Das Kloster Jakobsberg soll künftig eine wichtige Rolle im Konzept der Tagungshäuser des Bistums spielen. Das hatte das Bistum bei der Bekanntgabe der Schließung unter anderem des Binger Kardinal-Volk-Hauses und des Hauses St. Gottfried in Ilbenstadt angekündigt. Fragen an Seelsorgedezernent Hans Jürgen Dörr.

Das Dezernat Seelsorge ist für die Exerzitien- und Tagungshäuser des Bistums zuständig. Würden Sie die Pläne erläutern?

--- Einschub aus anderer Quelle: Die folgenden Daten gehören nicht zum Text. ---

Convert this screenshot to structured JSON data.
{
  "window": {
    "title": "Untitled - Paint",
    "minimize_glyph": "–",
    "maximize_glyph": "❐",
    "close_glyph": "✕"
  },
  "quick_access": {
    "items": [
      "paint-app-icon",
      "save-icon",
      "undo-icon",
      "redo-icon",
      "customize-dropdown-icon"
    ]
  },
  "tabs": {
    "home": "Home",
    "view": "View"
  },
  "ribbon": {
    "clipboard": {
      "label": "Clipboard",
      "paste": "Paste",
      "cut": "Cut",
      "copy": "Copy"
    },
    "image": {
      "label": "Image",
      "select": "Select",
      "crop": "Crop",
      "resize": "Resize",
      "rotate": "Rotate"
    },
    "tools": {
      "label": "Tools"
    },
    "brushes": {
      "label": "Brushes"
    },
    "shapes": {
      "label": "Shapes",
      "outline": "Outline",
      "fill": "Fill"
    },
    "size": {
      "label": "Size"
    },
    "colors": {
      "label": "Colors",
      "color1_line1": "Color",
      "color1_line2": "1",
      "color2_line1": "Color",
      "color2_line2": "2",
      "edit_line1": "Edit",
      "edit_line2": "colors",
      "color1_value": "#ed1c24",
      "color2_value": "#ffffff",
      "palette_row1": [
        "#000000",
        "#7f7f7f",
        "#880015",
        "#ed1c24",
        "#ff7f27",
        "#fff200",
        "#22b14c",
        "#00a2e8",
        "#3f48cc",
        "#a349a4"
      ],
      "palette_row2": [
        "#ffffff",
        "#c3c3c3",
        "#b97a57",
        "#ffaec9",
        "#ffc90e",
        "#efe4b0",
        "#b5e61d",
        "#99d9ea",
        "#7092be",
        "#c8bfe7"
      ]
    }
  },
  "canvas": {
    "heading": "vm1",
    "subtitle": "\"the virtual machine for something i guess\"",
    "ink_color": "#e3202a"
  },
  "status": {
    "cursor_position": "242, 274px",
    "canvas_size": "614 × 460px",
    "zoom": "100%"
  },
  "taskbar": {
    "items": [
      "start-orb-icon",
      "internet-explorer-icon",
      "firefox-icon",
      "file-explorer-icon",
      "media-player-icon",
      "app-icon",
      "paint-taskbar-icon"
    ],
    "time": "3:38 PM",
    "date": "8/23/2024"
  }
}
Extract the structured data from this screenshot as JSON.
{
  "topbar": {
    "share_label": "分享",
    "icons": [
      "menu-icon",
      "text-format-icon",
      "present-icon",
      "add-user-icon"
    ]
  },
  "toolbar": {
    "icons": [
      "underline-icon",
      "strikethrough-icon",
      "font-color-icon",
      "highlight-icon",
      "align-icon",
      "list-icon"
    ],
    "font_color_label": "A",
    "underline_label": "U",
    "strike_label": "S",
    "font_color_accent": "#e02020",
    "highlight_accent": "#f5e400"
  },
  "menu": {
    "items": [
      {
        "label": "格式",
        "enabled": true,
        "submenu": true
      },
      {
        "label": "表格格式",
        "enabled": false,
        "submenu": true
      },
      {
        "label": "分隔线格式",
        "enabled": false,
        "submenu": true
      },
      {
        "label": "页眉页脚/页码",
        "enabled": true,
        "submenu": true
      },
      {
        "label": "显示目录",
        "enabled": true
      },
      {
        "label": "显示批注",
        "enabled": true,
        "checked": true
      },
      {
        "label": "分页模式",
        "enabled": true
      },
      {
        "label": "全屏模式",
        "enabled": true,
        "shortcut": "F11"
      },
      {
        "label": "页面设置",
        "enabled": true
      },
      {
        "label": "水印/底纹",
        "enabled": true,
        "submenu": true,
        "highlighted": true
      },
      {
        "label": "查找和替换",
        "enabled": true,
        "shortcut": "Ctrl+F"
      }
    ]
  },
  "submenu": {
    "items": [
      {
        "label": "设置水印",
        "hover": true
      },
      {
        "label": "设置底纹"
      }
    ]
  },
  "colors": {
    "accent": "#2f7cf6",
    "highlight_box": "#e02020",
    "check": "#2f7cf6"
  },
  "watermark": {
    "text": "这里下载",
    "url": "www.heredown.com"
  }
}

Die genannten Häuser schließen, damit die übrigen eine Zukunft haben. Wir fragen uns: Welche pastoralen Aufgaben haben wir im Bistum? Welche Schwerpunkte wollen wir setzen? Welche Tagungshäuser haben wir, um den pastoralen Schwerpunkten einen guten Ort zu geben. Das Kloster Jakobsberg mit seiner benediktinischen Tradition soll zu einem geistlich-spirituellen Zentrum für das Bistum entwickelt werden. Folgende pastorale Aufgaben werden dort verankert: Spiritualität und Glaubensvertiefung, Exerzitienarbeit, kirchenmusikalische Bildungsarbeit, Kursangebote der Fort- und Weiterbildung für Hauptamtliche, Angebote der Jugend- und Erwachsenenseelsorge. Zudem soll der Jakobsberg im Zuge der geistlichen Erneuerung Treffpunkt für Gremien und Pastoralteams der neuen Pfarreien werden. Der Jakobsberg soll künftig eine Vielfalt von Erfahrungsräumen ermöglichen, in denen Menschen Leben und Glauben teilen und darüber ins Gespräch kommen können.

Steht ein Umbau an?

Innerhalb des Klosterareals werden die Missionsbenediktiner in ein anderes Gebäude ziehen, so dass das eigentliche Kloster für die Exerzitienarbeit zur Verfügung steht. Die Entwicklung dieses „stillen“ Bereichs erfordert Umbau- und Sanierungsmaßnahmen. Zudem könnten weitere Wirtschaftsräume ausgebaut werden. Inwieweit baulich investiert wird, entscheidet sich in der nächsten Zeit. Die Kosten müssen angemessen bleiben.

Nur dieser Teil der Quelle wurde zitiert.